Trust.

I grew up in an advertising agency. My dad ran the largest independent agency in Houston. His career ended in the Southwest Advertising Hall of Fame. We talked about advertising incessantly. My room had a wall that was covered by the DDB VW ad ‘Lemon.’ The entryway of our home had a Peter Max 7Up billboard. Advertising was dinner conversation. When dad and I would go to Pizza Hut (a client), he’d explain to me why they had PacMan games built into the table. When we’d go to Foley’s (a regional department store and client), he’d tell me to watch how people behave in the store. He’d talk to me about merchandising. He’d tell me about signage (shopper marketing before, well, it was a thing).

Dad would play tennis with several of his clients. One of them was Jack Helfman. Jack owned car dealerships. After the matches they’d talk about traffic count, deals closed, inventory issues, and financing. 

Dad was a runner. On occasion we’d run Memorial Park together. He’d talk to me about the importance of honesty in client relationships. Transparency, just like in a good marriage. The importance of treating business partners as if they were your closest friends.

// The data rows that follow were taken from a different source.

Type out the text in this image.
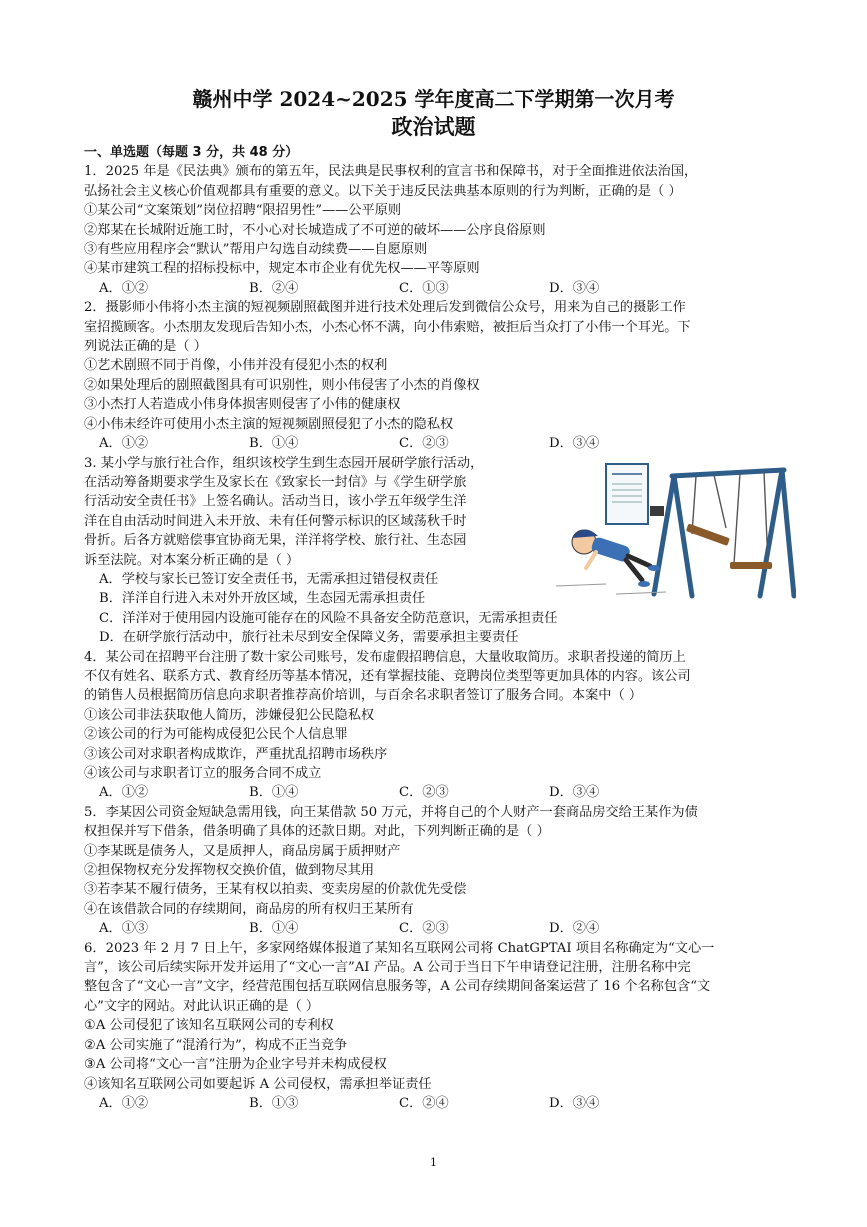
赣州中学 2024~2025 学年度高二下学期第一次月考
政治试题
一、单选题（每题 3 分，共 48 分）
1．2025 年是《民法典》颁布的第五年，民法典是民事权利的宣言书和保障书，对于全面推进依法治国，
弘扬社会主义核心价值观都具有重要的意义。以下关于违反民法典基本原则的行为判断，正确的是（ ）
①某公司“文案策划”岗位招聘“限招男性”——公平原则
②郑某在长城附近施工时，不小心对长城造成了不可逆的破坏——公序良俗原则
③有些应用程序会“默认”帮用户勾选自动续费——自愿原则
④某市建筑工程的招标投标中，规定本市企业有优先权——平等原则
A．①②	B．②④	C．①③	D．③④
2．摄影师小伟将小杰主演的短视频剧照截图并进行技术处理后发到微信公众号，用来为自己的摄影工作
室招揽顾客。小杰朋友发现后告知小杰，小杰心怀不满，向小伟索赔，被拒后当众打了小伟一个耳光。下
列说法正确的是（ ）
①艺术剧照不同于肖像，小伟并没有侵犯小杰的权利
②如果处理后的剧照截图具有可识别性，则小伟侵害了小杰的肖像权
③小杰打人若造成小伟身体损害则侵害了小伟的健康权
④小伟未经许可使用小杰主演的短视频剧照侵犯了小杰的隐私权
A．①②	B．①④	C．②③	D．③④
3. 某小学与旅行社合作，组织该校学生到生态园开展研学旅行活动，
在活动筹备期要求学生及家长在《致家长一封信》与《学生研学旅
行活动安全责任书》上签名确认。活动当日，该小学五年级学生洋
洋在自由活动时间进入未开放、未有任何警示标识的区域荡秋千时
骨折。后各方就赔偿事宜协商无果，洋洋将学校、旅行社、生态园
诉至法院。对本案分析正确的是（ ）
A．学校与家长已签订安全责任书，无需承担过错侵权责任
B．洋洋自行进入未对外开放区域，生态园无需承担责任
C．洋洋对于使用园内设施可能存在的风险不具备安全防范意识，无需承担责任
D．在研学旅行活动中，旅行社未尽到安全保障义务，需要承担主要责任
4．某公司在招聘平台注册了数十家公司账号，发布虚假招聘信息，大量收取简历。求职者投递的简历上
不仅有姓名、联系方式、教育经历等基本情况，还有掌握技能、竞聘岗位类型等更加具体的内容。该公司
的销售人员根据简历信息向求职者推荐高价培训，与百余名求职者签订了服务合同。本案中（ ）
①该公司非法获取他人简历，涉嫌侵犯公民隐私权
②该公司的行为可能构成侵犯公民个人信息罪
③该公司对求职者构成欺诈，严重扰乱招聘市场秩序
④该公司与求职者订立的服务合同不成立
A．①②	B．①④	C．②③	D．③④
5．李某因公司资金短缺急需用钱，向王某借款 50 万元，并将自己的个人财产一套商品房交给王某作为债
权担保并写下借条，借条明确了具体的还款日期。对此，下列判断正确的是（ ）
①李某既是债务人，又是质押人，商品房属于质押财产
②担保物权充分发挥物权交换价值，做到物尽其用
③若李某不履行债务，王某有权以拍卖、变卖房屋的价款优先受偿
④在该借款合同的存续期间，商品房的所有权归王某所有
A．①③	B．①④	C．②③	D．②④
6．2023 年 2 月 7 日上午，多家网络媒体报道了某知名互联网公司将 ChatGPTAI 项目名称确定为“文心一
言”，该公司后续实际开发并运用了“文心一言”AI 产品。A 公司于当日下午申请登记注册，注册名称中完
整包含了“文心一言”文字，经营范围包括互联网信息服务等，A 公司存续期间备案运营了 16 个名称包含“文
心”文字的网站。对此认识正确的是（ ）
①A 公司侵犯了该知名互联网公司的专利权
②A 公司实施了“混淆行为”，构成不正当竞争
③A 公司将“文心一言”注册为企业字号并未构成侵权
④该知名互联网公司如要起诉 A 公司侵权，需承担举证责任
A．①②	B．①③	C．②④	D．③④
1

It was the simplest of lessons. Dad would tell me that when a client’s business was successful, his business would be successful. And vice versa. It takes two, he’d say, both focused on solving the daily challenges each business faced.

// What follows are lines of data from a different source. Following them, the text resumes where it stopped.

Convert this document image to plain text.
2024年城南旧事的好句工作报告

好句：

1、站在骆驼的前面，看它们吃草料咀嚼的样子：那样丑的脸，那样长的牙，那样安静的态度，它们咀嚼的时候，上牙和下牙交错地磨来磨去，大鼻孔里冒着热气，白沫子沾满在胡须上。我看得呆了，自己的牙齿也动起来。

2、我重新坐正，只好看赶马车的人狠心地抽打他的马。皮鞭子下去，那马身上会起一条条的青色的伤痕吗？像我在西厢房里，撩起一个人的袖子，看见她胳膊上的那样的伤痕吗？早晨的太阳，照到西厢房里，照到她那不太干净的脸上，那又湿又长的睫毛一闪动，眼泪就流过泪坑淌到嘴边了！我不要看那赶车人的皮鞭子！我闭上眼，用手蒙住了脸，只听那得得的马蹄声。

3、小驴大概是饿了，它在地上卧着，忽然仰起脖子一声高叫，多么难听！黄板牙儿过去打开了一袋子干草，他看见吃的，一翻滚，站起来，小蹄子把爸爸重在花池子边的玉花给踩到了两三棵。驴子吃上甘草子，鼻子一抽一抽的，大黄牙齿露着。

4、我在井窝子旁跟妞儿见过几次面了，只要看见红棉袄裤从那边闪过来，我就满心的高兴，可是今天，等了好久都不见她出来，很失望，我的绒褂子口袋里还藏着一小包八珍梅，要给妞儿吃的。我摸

It’s been a purposeful path toward my position as CEO at An Agency — working in Los Angeles, working in a multinational, working as a client, settling into the bulk of my career at Kentucky’s largest agency, Doe-Anderson. And experience after experience brought me to the same conclusion: Ad agencies are a dime a dozen. 

Today’s sales story is data and AI and digital nimbleness and of course the long-stated and long-true omni-channel pitch.

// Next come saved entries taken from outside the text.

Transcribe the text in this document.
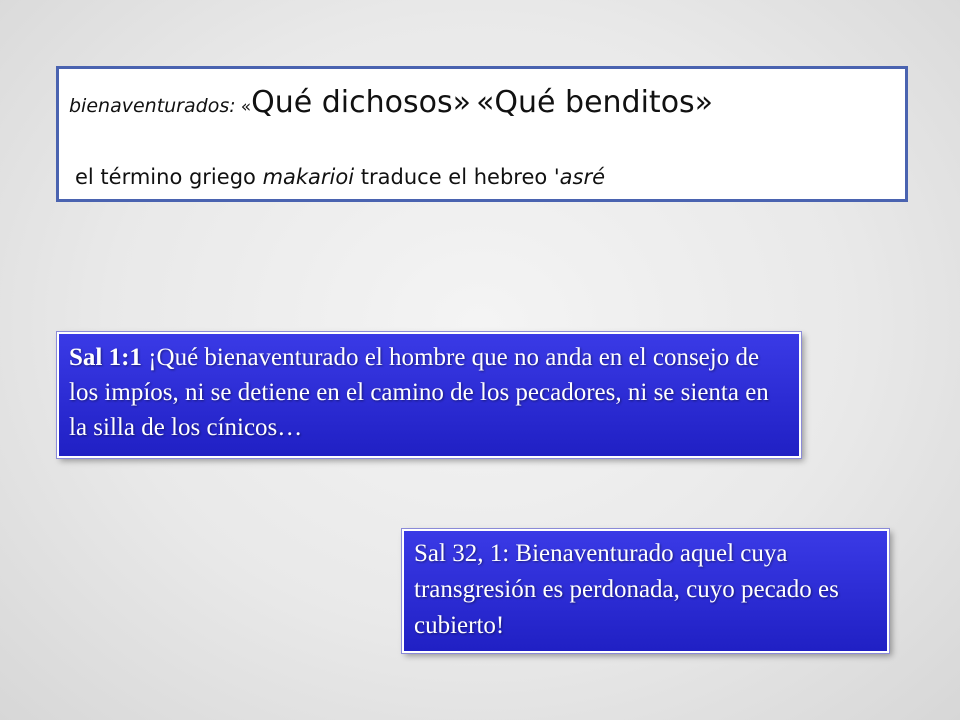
bienaventurados: «Qué dichosos» «Qué benditos»
el término griego makarioi traduce el hebreo 'asré
Sal 1:1 ¡Qué bienaventurado el hombre que no anda en el consejo de los impíos, ni se detiene en el camino de los pecadores, ni se sienta en la silla de los cínicos…
Sal 32, 1: Bienaventurado aquel cuya transgresión es perdonada, cuyo pecado es cubierto!
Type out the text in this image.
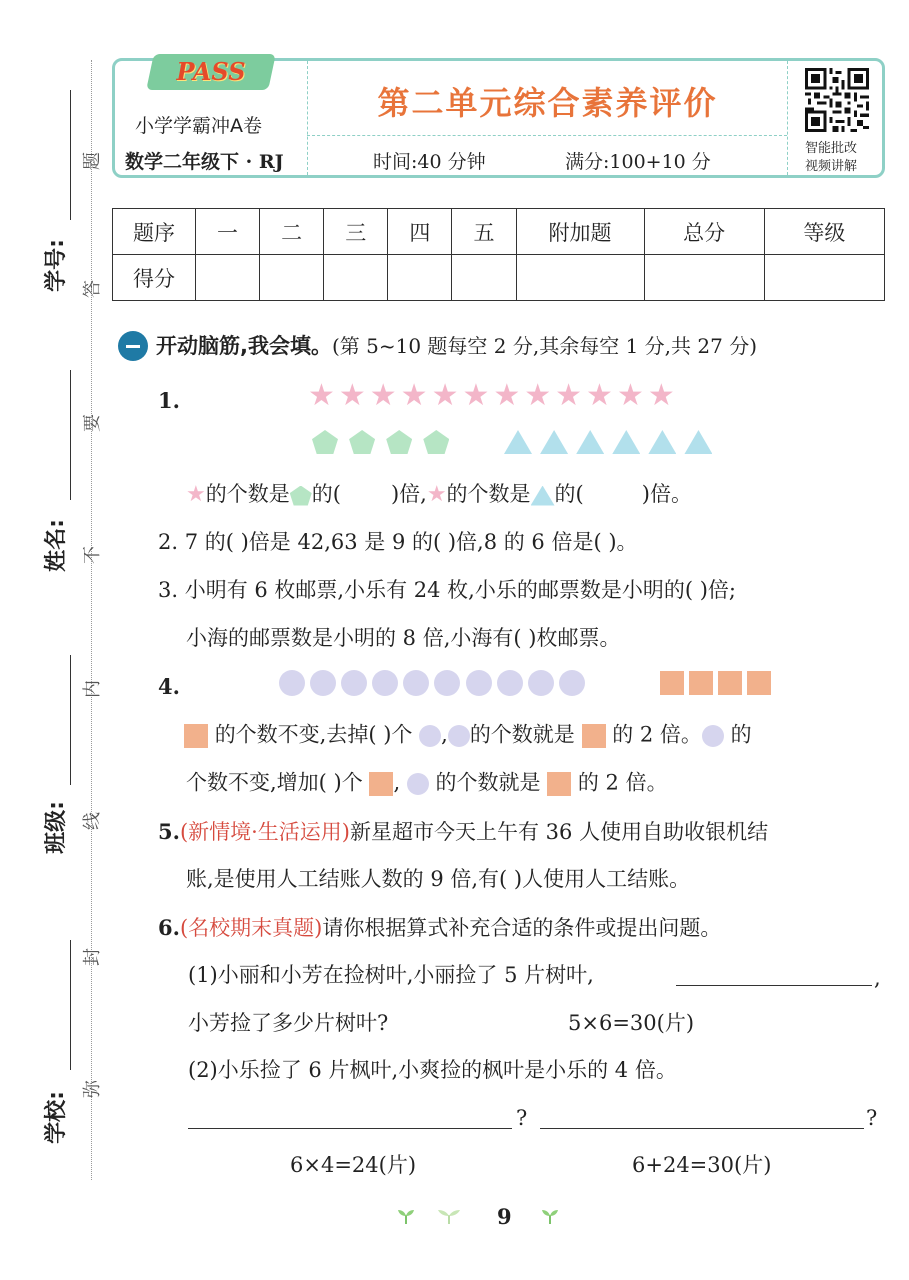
学号:
姓名:
班级:
学校:
题
答
要
不
内
线
封
弥
小学学霸冲A卷
数学二年级下 · RJ	时间:40 分钟	满分:100+10 分
智能批改
视频讲解
PASS
第二单元综合素养评价
题序	一	二	三	四	五	附加题	总分	等级
得分								
开动脑筋,我会填。(第 5~10 题每空 2 分,其余每空 1 分,共 27 分)
1.	★★★★★★★★★★★★

★的个数是 的( )倍,★的个数是 的(	)倍。
2. 7 的( )倍是 42,63 是 9 的( )倍,8 的 6 倍是( )。
3. 小明有 6 枚邮票,小乐有 24 枚,小乐的邮票数是小明的( )倍;
小海的邮票数是小明的 8 倍,小海有( )枚邮票。
4.

的个数不变,去掉( )个 , 的个数就是 的 2 倍。 的
个数不变,增加( )个 , 的个数就是 的 2 倍。
5.(新情境·生活运用)新星超市今天上午有 36 人使用自助收银机结
账,是使用人工结账人数的 9 倍,有( )人使用人工结账。
6.(名校期末真题)请你根据算式补充合适的条件或提出问题。
(1)小丽和小芳在捡树叶,小丽捡了 5 片树叶,	,
小芳捡了多少片树叶?	5×6=30(片)
(2)小乐捡了 6 片枫叶,小爽捡的枫叶是小乐的 4 倍。
?	?
6×4=24(片)	6+24=30(片)
9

And all that is good . . . and it matters . . . and I understand that those are often the boxes clients are checking off with their agency partner.

But I think we have a better box. 

And the foundation of that box is trust. Because when I go to sleep at night, I’m replaying my dad’s words: “Build your business by building their business. Think less about you and more about them. Don’t promise creativity that’s unfathomable to others. Focus on creating opportunities for your clients. Care more about them than you care about yourself.”   

So that’s my space at An Agency. And that’s my promise to you. We’ll care more about you. We’ll focus on you. We’ll eat, sleep, and breathe your mission — until we’ve so internalized it, it’s almost become our own.  

What are you talking about around the dinner table?